Putuh looked at me with brimming eyes. His smile took a deeper meaning. It was the saddest smile imaginable.
“The child is very weak, Tuan,” he said. “He would have died on the way. His soul is no longer with him.”
Putuh had three wives, one of whom had left him. Of these three wives five children had been born. Raka was his eldest son. I knew Raka well. He was a slender little fellow, six years old, and a wonderful dancer. The Guild of Dancing of his village paid a celebrated teacher in Badung to give Raka lessons in dancing. They were proud of this child in Taman Sari and they hoped he would become a great dancer and be an honor to his Guild. And now Raka had malaria and was delirious; his soul had left him, and his father had been seven hours at least in coming to me and telling me about it.

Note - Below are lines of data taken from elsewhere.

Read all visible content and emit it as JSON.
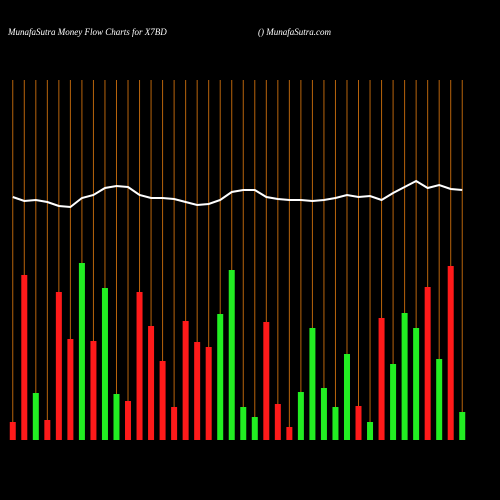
{
  "chart_data": {
    "type": "bar",
    "title": "MunafaSutra  Money Flow  Charts for X7BD",
    "subtitle": "() MunafaSutra.com",
    "categories": [
      null,
      null,
      null,
      null,
      null,
      null,
      null,
      null,
      null,
      null,
      null,
      null,
      null,
      null,
      null,
      null,
      null,
      null,
      null,
      null,
      null,
      null,
      null,
      null,
      null,
      null,
      null,
      null,
      null,
      null,
      null,
      null,
      null,
      null,
      null,
      null,
      null,
      null,
      null,
      null
    ],
    "values": [
      18,
      165,
      47,
      20,
      148,
      101,
      177,
      99,
      152,
      46,
      39,
      148,
      114,
      79,
      33,
      119,
      98,
      93,
      126,
      170,
      33,
      23,
      118,
      36,
      13,
      48,
      112,
      52,
      33,
      86,
      34,
      18,
      122,
      76,
      127,
      112,
      153,
      81,
      174,
      28
    ],
    "colors": [
      "#ff1a1a",
      "#ff1a1a",
      "#22ee22",
      "#ff1a1a",
      "#ff1a1a",
      "#ff1a1a",
      "#22ee22",
      "#ff1a1a",
      "#22ee22",
      "#22ee22",
      "#ff1a1a",
      "#ff1a1a",
      "#ff1a1a",
      "#ff1a1a",
      "#ff1a1a",
      "#ff1a1a",
      "#ff1a1a",
      "#ff1a1a",
      "#22ee22",
      "#22ee22",
      "#22ee22",
      "#22ee22",
      "#ff1a1a",
      "#ff1a1a",
      "#ff1a1a",
      "#22ee22",
      "#22ee22",
      "#22ee22",
      "#22ee22",
      "#22ee22",
      "#ff1a1a",
      "#22ee22",
      "#ff1a1a",
      "#22ee22",
      "#22ee22",
      "#22ee22",
      "#ff1a1a",
      "#22ee22",
      "#ff1a1a",
      "#22ee22"
    ],
    "line_values": [
      243,
      239,
      240,
      238,
      234,
      233,
      242,
      245,
      252,
      254,
      253,
      245,
      242,
      242,
      241,
      238,
      235,
      236,
      240,
      248,
      250,
      250,
      243,
      241,
      240,
      240,
      239,
      240,
      242,
      245,
      243,
      244,
      240,
      247,
      253,
      259,
      252,
      255,
      251,
      250
    ],
    "line_color": "#ffffff",
    "guide_color": "#b8640c",
    "ylim": [
      0,
      360
    ]
  }
}
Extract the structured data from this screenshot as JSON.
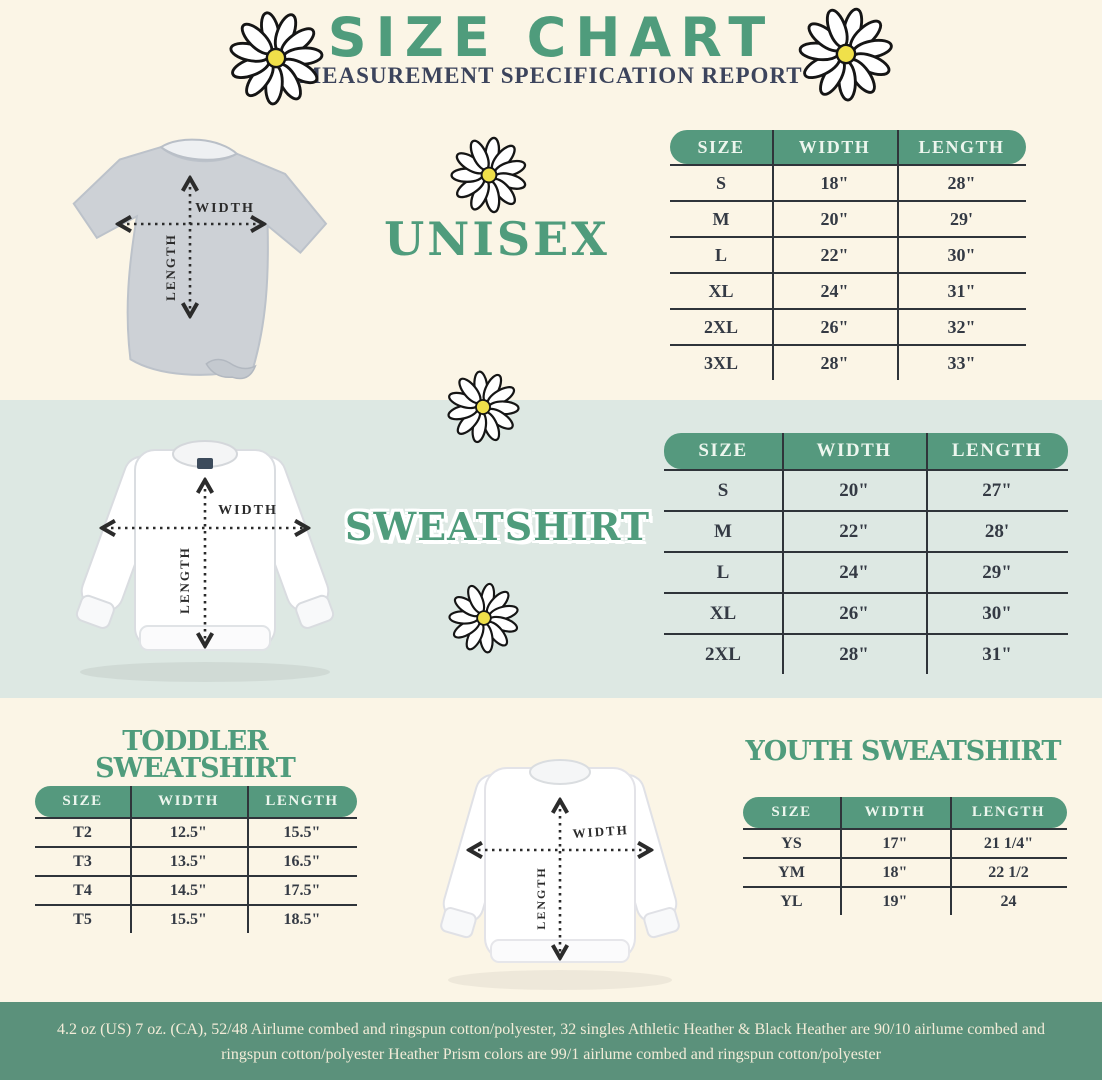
{
  "header": {
    "title": "SIZE CHART",
    "subtitle": "MEASUREMENT SPECIFICATION REPORT"
  },
  "colors": {
    "title_green": "#4f9c7c",
    "table_header_green": "#55997e",
    "mint_section_bg": "#dde8e3",
    "cream_section_bg": "#fbf5e6",
    "footer_band_green": "#5b917b",
    "subtitle_navy": "#3c445c",
    "table_line_dark": "#2f343a",
    "daisy_center_yellow": "#f0e04a"
  },
  "measure_labels": {
    "width": "WIDTH",
    "length": "LENGTH"
  },
  "unisex": {
    "title": "UNISEX",
    "table": {
      "headers": [
        "SIZE",
        "WIDTH",
        "LENGTH"
      ],
      "rows": [
        [
          "S",
          "18\"",
          "28\""
        ],
        [
          "M",
          "20\"",
          "29'"
        ],
        [
          "L",
          "22\"",
          "30\""
        ],
        [
          "XL",
          "24\"",
          "31\""
        ],
        [
          "2XL",
          "26\"",
          "32\""
        ],
        [
          "3XL",
          "28\"",
          "33\""
        ]
      ]
    }
  },
  "sweatshirt": {
    "title": "SWEATSHIRT",
    "table": {
      "headers": [
        "SIZE",
        "WIDTH",
        "LENGTH"
      ],
      "rows": [
        [
          "S",
          "20\"",
          "27\""
        ],
        [
          "M",
          "22\"",
          "28'"
        ],
        [
          "L",
          "24\"",
          "29\""
        ],
        [
          "XL",
          "26\"",
          "30\""
        ],
        [
          "2XL",
          "28\"",
          "31\""
        ]
      ]
    }
  },
  "toddler": {
    "title": "TODDLER SWEATSHIRT",
    "table": {
      "headers": [
        "SIZE",
        "WIDTH",
        "LENGTH"
      ],
      "rows": [
        [
          "T2",
          "12.5\"",
          "15.5\""
        ],
        [
          "T3",
          "13.5\"",
          "16.5\""
        ],
        [
          "T4",
          "14.5\"",
          "17.5\""
        ],
        [
          "T5",
          "15.5\"",
          "18.5\""
        ]
      ]
    }
  },
  "youth": {
    "title": "YOUTH SWEATSHIRT",
    "table": {
      "headers": [
        "SIZE",
        "WIDTH",
        "LENGTH"
      ],
      "rows": [
        [
          "YS",
          "17\"",
          "21 1/4\""
        ],
        [
          "YM",
          "18\"",
          "22 1/2"
        ],
        [
          "YL",
          "19\"",
          "24"
        ]
      ]
    }
  },
  "footer": {
    "line1": "4.2 oz (US) 7 oz. (CA), 52/48 Airlume combed and ringspun cotton/polyester, 32 singles Athletic Heather & Black Heather are 90/10 airlume combed and",
    "line2": "ringspun cotton/polyester Heather Prism colors are 99/1 airlume combed and ringspun cotton/polyester"
  }
}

“You are Raka’s father,” I said sternly. “Why did you not come to me before? Will you people never learn that you must go for the doctor while there is still time?”
Putuh let his head fall with an expressiveness peculiar to the Balinese. “Raka’s mother is a stupid woman,” he said. “She has no more sense than a buffalo cow. She sent for the balian and he gave the child medicine. It is good medicine, but the child wishes to go to his fathers.”

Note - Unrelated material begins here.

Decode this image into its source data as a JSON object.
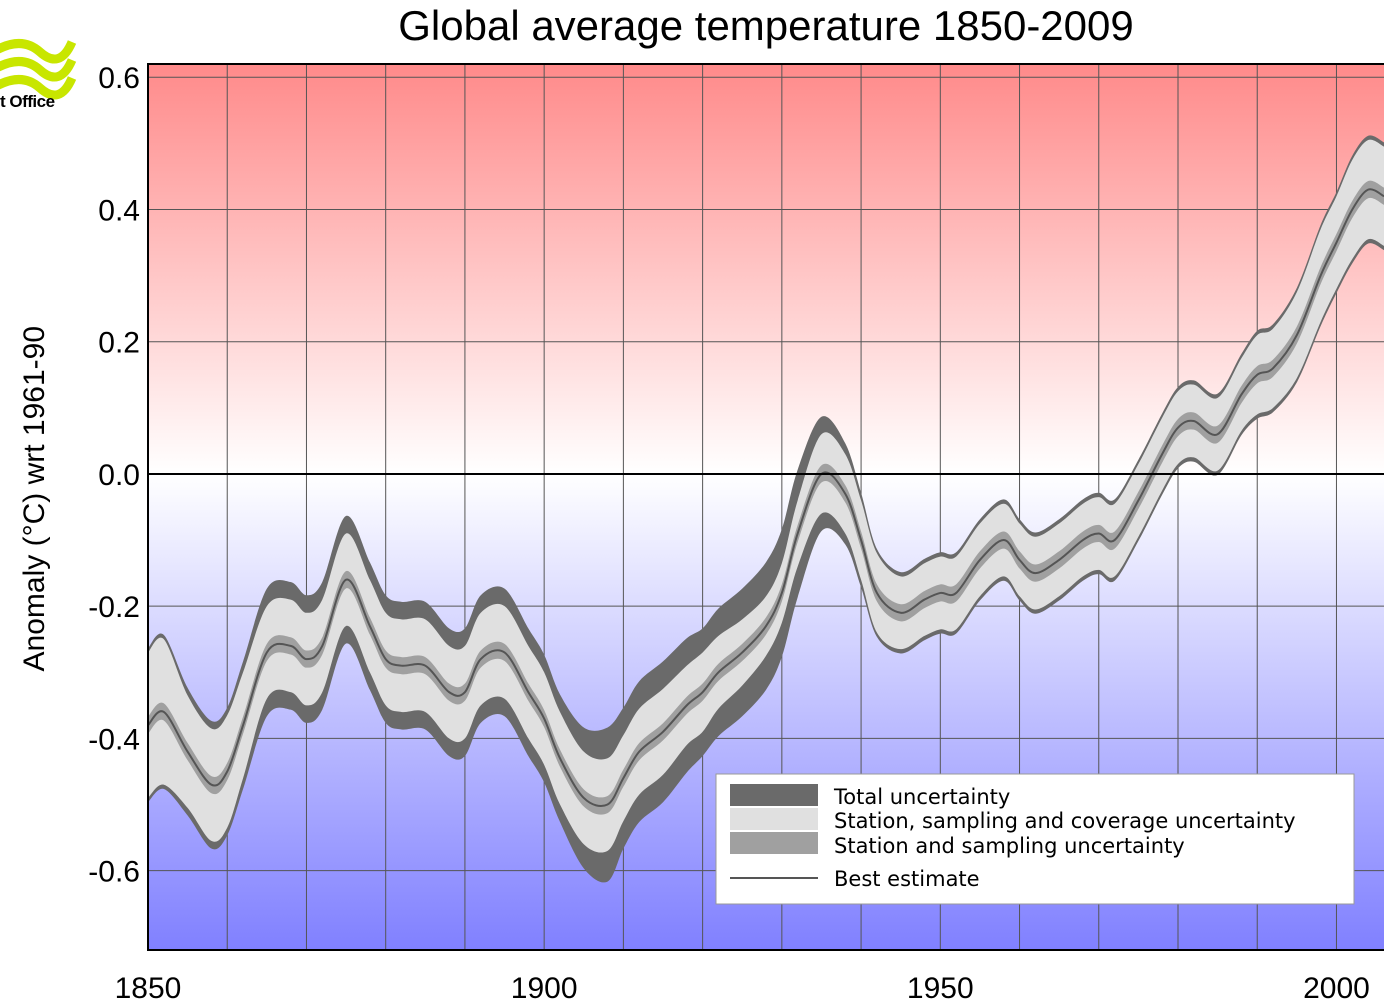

The hopeless fatalism of this put me in a rage. I rushed for my bag, and seizing Putuh by the arm I dragged him to my car, heaping reproaches on him all the while. I could scarcely refrain from calling the village doctor, the witc
h-doctor, the balian, a stupid old buffalo. The native doctors can cure many ailments with their exorcisms and herb lore, but in the case of many others they are powerless. For malaria they decoct a brew from a bark which contains quinine, but not enough quinine to be efficacious. Many balians came to me in secret for quinine pills, which they then reduced to powder and mixed with their brew. But the doctor of course was not so clever a conjurer as that. As we rattled along in my battered Ford it occurred to me that Raka might very well have died meanwhile and that the soul of this child who was to have been a great dancer might by now be astray in the darkness of the unknown. I could hear myself upbraiding Putuh on and on without restraint and at the top of my voice as we went noisily over the bridge which spans the abrupt gorge at the end of my village. Putuh listened to me quietly and when I had done he began to smile once more.
“What the gods will must come to pass,” was all he said.

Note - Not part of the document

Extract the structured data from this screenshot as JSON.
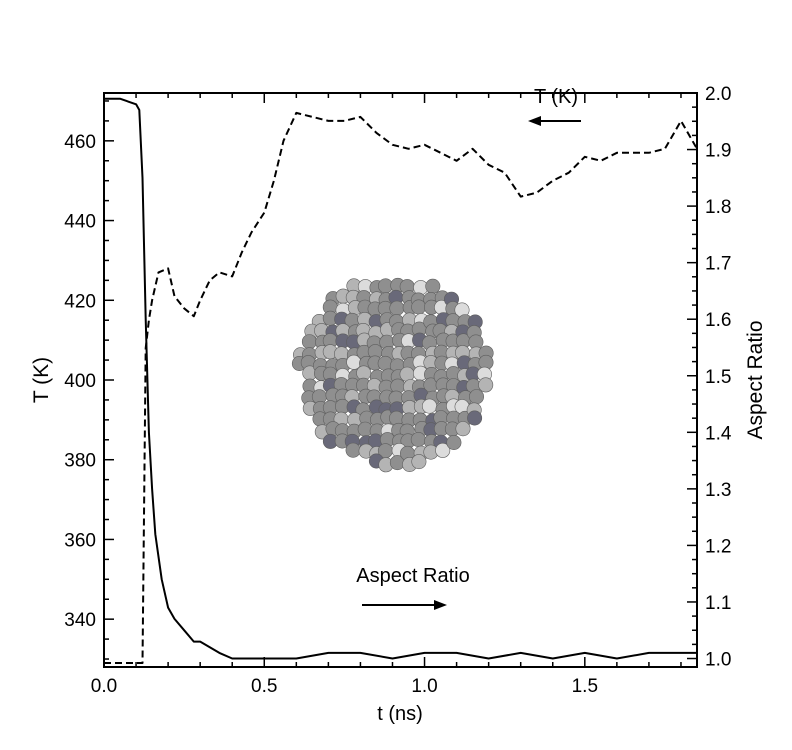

Raka was not to me just an ordinary patient. I had seen the child dance the kebjar at a temple festival a short time before. What intentness in his small face, what ancient wisdom in his eyes! On that occasion the thought came to me for the first time that he must, as the Balinese believe, have already lived many lives. I suddenly felt that I could realize what ancestor was born again in the little Raka, and who it was who had once more been made manifest in order to return to the island once more and to live again—to live a new life with the same sweetness and bitterness as the old, but with fewer mistakes and aberrations and one step nearer perfection, and that Balinese heaven whence there is no longer the necessity to be born again. For moments together during that dance it seemed to me that the little figure in the golden robe was not the child Raka, but the older Raka, his forefather, the radiant, glamorous Raka of other days—the man whom everyone loved, who had erred and been punished and who had been purified by his own efforts, so that he came back to earth not as a worm or a scorpion, but as a child and a grandson and a dancer as he himself had been. I loved little Raka as I had loved the other in earlier days; and the old car went far too slowly to suit my impatience.